SAPC ASM 2022 - UCLan

Talk Code:

3B.4

Presenter:

Caroline McCarthy

Co-authors:

Caroline McCarthy (1), Barbara Clyne (1), Susan M Smith (1, 2), Michelle Flood (3), Frank Moriarty (1, 3)

Author institutions:

1) HRB Centre for Primary Care Research, Department of General Practice, RCSI University of Medicine and Health Sciences, Dublin 2. 2) Department of Public Health and Primary Care, Trinity College, Dublin 2, 3) School of Pharmacy and Biomolecular Sciences, Royal College of Surgeons in Ireland, University of Medicine and Health Sciences, Dublin 2

Problem

Identifying appropriate outcome measures to evaluate the effectiveness of medicines management multimorbidity interventions is challenging given the heterogeneity of the population. Supporting prescribing in older patients with multimorbidity (SPPiRE) was a cluster randomised controlled trial that demonstrated that a GP delivered individualised medication review led to a small but significant reduction in the number of medicines in older patients aged ≥65 years and prescribed ≥15 medicines (IRR 0.95, 95%CI; 0.899, 0.999, p=0.045) but no effect on potentially inappropriate prescriptions (PIP). The trial concluded that prescribing in this patient group is complex and that repeated assessments of prescribing related measures, may be more appropriate to allow analysis of the trends in prescribing in this vulnerable group. The aim of this study was to evaluate changes in prescribing in patients with significant polypharmacy (≥15 repeat medicines) during the SPPiRE trial, specifically looking at the commonly prescribed, commonly stopped and started, inappropriately prescribed and low clinical effectiveness medicines by ATC code.

Approach

We retrospectively analysed trial prescription data for 404 participants aged ≥65 years and prescribed ≥15 repeat medicines that were submitted at baseline and follow up by 51 recruited general practices. A dataset of 13,828 individual ATC coded medicines was generated and analysed using descriptive statistics.

Findings

There were 7,051 repeat medicines prescribed at baseline, of which 1,203 (17.0%) were PIP and 6,779 at follow-up of which 1,054 (15.5%) were PIP. The most commonly prescribed medicines by drug group at baseline were proton pump inhibitors (PPIs) (82% of participants), statins (77%), antiplatelets (61%), paracetamol, beta blockers and diuretics (all 48%).
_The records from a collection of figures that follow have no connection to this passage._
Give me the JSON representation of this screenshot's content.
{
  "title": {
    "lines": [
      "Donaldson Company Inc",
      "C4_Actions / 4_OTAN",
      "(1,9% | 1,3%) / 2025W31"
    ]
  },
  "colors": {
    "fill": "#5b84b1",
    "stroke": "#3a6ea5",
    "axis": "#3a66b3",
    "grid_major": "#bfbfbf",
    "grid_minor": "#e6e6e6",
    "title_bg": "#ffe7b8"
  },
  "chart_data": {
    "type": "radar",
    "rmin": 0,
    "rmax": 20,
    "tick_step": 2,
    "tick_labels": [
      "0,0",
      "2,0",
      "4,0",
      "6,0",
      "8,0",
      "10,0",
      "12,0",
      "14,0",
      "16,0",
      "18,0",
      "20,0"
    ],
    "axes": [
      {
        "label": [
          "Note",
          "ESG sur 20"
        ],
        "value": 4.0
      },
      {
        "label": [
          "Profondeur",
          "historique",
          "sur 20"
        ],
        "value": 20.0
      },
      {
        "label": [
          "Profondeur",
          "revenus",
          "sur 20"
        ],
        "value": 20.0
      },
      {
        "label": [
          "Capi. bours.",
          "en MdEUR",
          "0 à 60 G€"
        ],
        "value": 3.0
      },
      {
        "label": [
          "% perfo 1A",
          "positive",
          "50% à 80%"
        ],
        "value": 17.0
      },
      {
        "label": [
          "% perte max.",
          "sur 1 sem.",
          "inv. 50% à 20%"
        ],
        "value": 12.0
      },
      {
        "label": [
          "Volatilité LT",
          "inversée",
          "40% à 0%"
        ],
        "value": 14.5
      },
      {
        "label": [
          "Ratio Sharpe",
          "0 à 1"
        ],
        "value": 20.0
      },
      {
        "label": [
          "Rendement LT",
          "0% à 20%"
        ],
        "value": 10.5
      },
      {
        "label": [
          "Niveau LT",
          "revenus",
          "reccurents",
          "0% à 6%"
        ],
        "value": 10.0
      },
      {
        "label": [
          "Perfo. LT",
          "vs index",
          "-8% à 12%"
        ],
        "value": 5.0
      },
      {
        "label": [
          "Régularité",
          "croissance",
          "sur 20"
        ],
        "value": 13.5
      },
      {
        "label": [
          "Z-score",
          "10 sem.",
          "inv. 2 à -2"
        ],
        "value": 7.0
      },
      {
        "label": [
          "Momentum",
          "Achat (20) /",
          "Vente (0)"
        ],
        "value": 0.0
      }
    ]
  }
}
At follow-up, there was a reduction in the prescription of most drug groups, the largest reductions were in antiplatelets (5%), inhaled beta agonists (4%) and calcium channel blockers, non-steroidal anti-inflammatory drugs and diuretics (all 3%). The drug groups that were most frequently inappropriately prescribed were benzodiazepines and z drugs (98% of prescriptions were classified as PIP), medicines with anticholinergic potency (75%), PPIs (74%), NSAIDs (66%), diuretics (59%), and anti-psychotic medicines (38%). Overall 87 participants (22%) were prescribed at least one medicine classified as having a low clinical effectiveness reducing to 74 (18%) at follow up.

Consequences

At baseline, there was a high prevalence of PIP, including high risk medicines such as benzodiazepines and diuretics, indicating that these may be areas that warrant specific attention for patients with significant polypharmacy. Overall there was a reduction in prescribing of most drug groups during the study period indicating some degree of deprescribing, which may reflect an increasing focus on this area of medicines management.

Submitted by:

Caroline McCarthy

Funding acknowledgement:

This research in funded by the Health Research Board Primary Care Clinical Trial's Network, Ireland (CTN-2014-011).